The eye contact feature in Nvidia’s Broadcast app is currently in beta form and is not suitable for deployment yet. Like any beta feature, it will suffer from inevitable glitches, and we should delay formal judgment of its quality until the production version is made available.
Moreover, Nvidia Broadcast is not just a run-of-the-mill app but an open SDK with features that can be integrated into third-party apps.
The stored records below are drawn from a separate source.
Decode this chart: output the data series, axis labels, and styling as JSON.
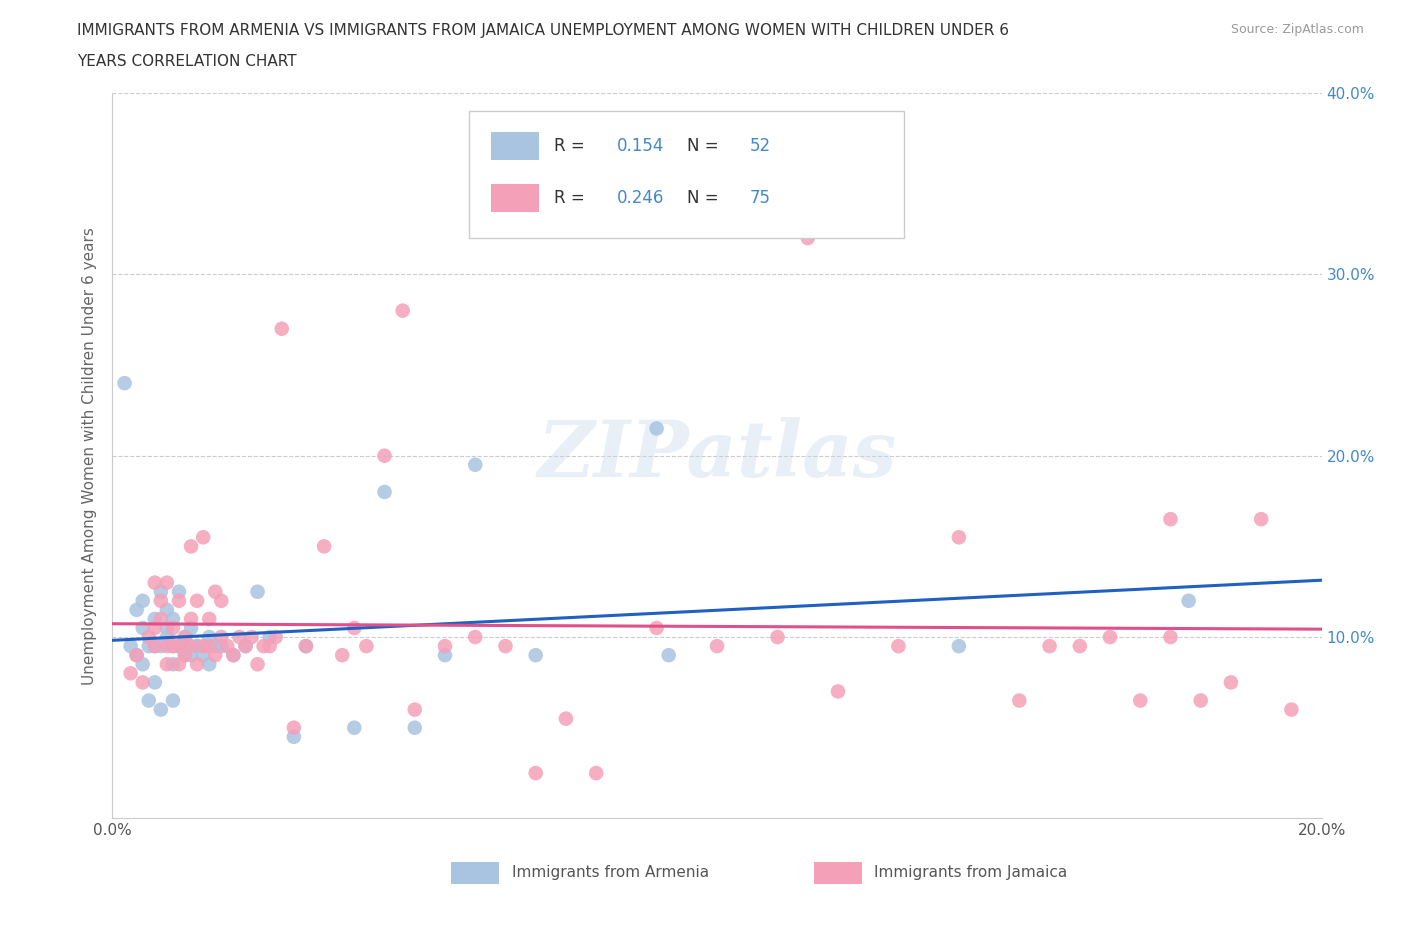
{
  "title_line1": "IMMIGRANTS FROM ARMENIA VS IMMIGRANTS FROM JAMAICA UNEMPLOYMENT AMONG WOMEN WITH CHILDREN UNDER 6",
  "title_line2": "YEARS CORRELATION CHART",
  "source": "Source: ZipAtlas.com",
  "ylabel": "Unemployment Among Women with Children Under 6 years",
  "xlim": [
    0.0,
    0.2
  ],
  "ylim": [
    0.0,
    0.4
  ],
  "xticks": [
    0.0,
    0.05,
    0.1,
    0.15,
    0.2
  ],
  "yticks": [
    0.0,
    0.1,
    0.2,
    0.3,
    0.4
  ],
  "color_armenia": "#a8c4e0",
  "color_jamaica": "#f4a0b8",
  "line_color_armenia": "#2060c0",
  "line_color_jamaica": "#e0508a",
  "R_armenia": 0.154,
  "N_armenia": 52,
  "R_jamaica": 0.246,
  "N_jamaica": 75,
  "watermark": "ZIPatlas",
  "background_color": "#ffffff",
  "grid_color": "#cccccc",
  "legend_label_armenia": "Immigrants from Armenia",
  "legend_label_jamaica": "Immigrants from Jamaica",
  "armenia_x": [
    0.002,
    0.003,
    0.004,
    0.004,
    0.005,
    0.005,
    0.005,
    0.006,
    0.006,
    0.007,
    0.007,
    0.007,
    0.008,
    0.008,
    0.008,
    0.009,
    0.009,
    0.009,
    0.01,
    0.01,
    0.01,
    0.01,
    0.011,
    0.011,
    0.012,
    0.012,
    0.012,
    0.013,
    0.013,
    0.014,
    0.014,
    0.015,
    0.016,
    0.016,
    0.017,
    0.018,
    0.02,
    0.022,
    0.024,
    0.026,
    0.03,
    0.032,
    0.04,
    0.045,
    0.05,
    0.055,
    0.06,
    0.07,
    0.09,
    0.092,
    0.14,
    0.178
  ],
  "armenia_y": [
    0.24,
    0.095,
    0.09,
    0.115,
    0.105,
    0.12,
    0.085,
    0.095,
    0.065,
    0.11,
    0.075,
    0.095,
    0.125,
    0.095,
    0.06,
    0.105,
    0.1,
    0.115,
    0.085,
    0.095,
    0.11,
    0.065,
    0.095,
    0.125,
    0.09,
    0.095,
    0.1,
    0.09,
    0.105,
    0.095,
    0.095,
    0.09,
    0.085,
    0.1,
    0.095,
    0.095,
    0.09,
    0.095,
    0.125,
    0.1,
    0.045,
    0.095,
    0.05,
    0.18,
    0.05,
    0.09,
    0.195,
    0.09,
    0.215,
    0.09,
    0.095,
    0.12
  ],
  "jamaica_x": [
    0.003,
    0.004,
    0.005,
    0.006,
    0.007,
    0.007,
    0.007,
    0.008,
    0.008,
    0.009,
    0.009,
    0.009,
    0.01,
    0.01,
    0.011,
    0.011,
    0.011,
    0.012,
    0.012,
    0.013,
    0.013,
    0.013,
    0.014,
    0.014,
    0.015,
    0.015,
    0.016,
    0.016,
    0.017,
    0.017,
    0.018,
    0.018,
    0.019,
    0.02,
    0.021,
    0.022,
    0.023,
    0.024,
    0.025,
    0.026,
    0.027,
    0.028,
    0.03,
    0.032,
    0.035,
    0.038,
    0.04,
    0.042,
    0.045,
    0.048,
    0.05,
    0.055,
    0.06,
    0.065,
    0.07,
    0.075,
    0.08,
    0.09,
    0.1,
    0.11,
    0.115,
    0.12,
    0.13,
    0.14,
    0.15,
    0.155,
    0.16,
    0.165,
    0.17,
    0.175,
    0.175,
    0.18,
    0.185,
    0.19,
    0.195
  ],
  "jamaica_y": [
    0.08,
    0.09,
    0.075,
    0.1,
    0.095,
    0.13,
    0.105,
    0.12,
    0.11,
    0.095,
    0.085,
    0.13,
    0.105,
    0.095,
    0.12,
    0.095,
    0.085,
    0.09,
    0.1,
    0.11,
    0.095,
    0.15,
    0.12,
    0.085,
    0.095,
    0.155,
    0.095,
    0.11,
    0.09,
    0.125,
    0.1,
    0.12,
    0.095,
    0.09,
    0.1,
    0.095,
    0.1,
    0.085,
    0.095,
    0.095,
    0.1,
    0.27,
    0.05,
    0.095,
    0.15,
    0.09,
    0.105,
    0.095,
    0.2,
    0.28,
    0.06,
    0.095,
    0.1,
    0.095,
    0.025,
    0.055,
    0.025,
    0.105,
    0.095,
    0.1,
    0.32,
    0.07,
    0.095,
    0.155,
    0.065,
    0.095,
    0.095,
    0.1,
    0.065,
    0.165,
    0.1,
    0.065,
    0.075,
    0.165,
    0.06
  ]
}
That opens up interesting new potential for third-party applications to directly leverage the functionality in Nvidia Broadcast.
Despite that, I’m amazed by some of the adverse reaction that has appeared over the last few years around the prospect of using AI to correct eye contact. Some tech analysts have used phrases like the “creepiness factor” to categorize this feature in the most unappealing manner possible.
Indeed, the capability will inspire many, perhaps deserved, jokes if the after-effect looks unnatural and artificial. However, the creepy designation seems over the top and disingenuous. One could make the same insinuation around using makeup or deploying enhanced tools that correct audio deficiencies during a video call. Apps like TikTok or Instagram would not exist without filters, which create far creepier images, in my view.
Like it or not, videoconferencing has survived as one of the positive outcomes of the post-pandemic world. Utilizing technology that facilitates more productive, compelling, and impactful video calls is something we should welcome, not scorn.
As someone who produces a weekly video podcast and recognizes the potential of eliminating or even reducing eye gaze, which could, in turn, introduce teleprompter-like advantages, I look forward to testing this much-needed capability over the next coming weeks.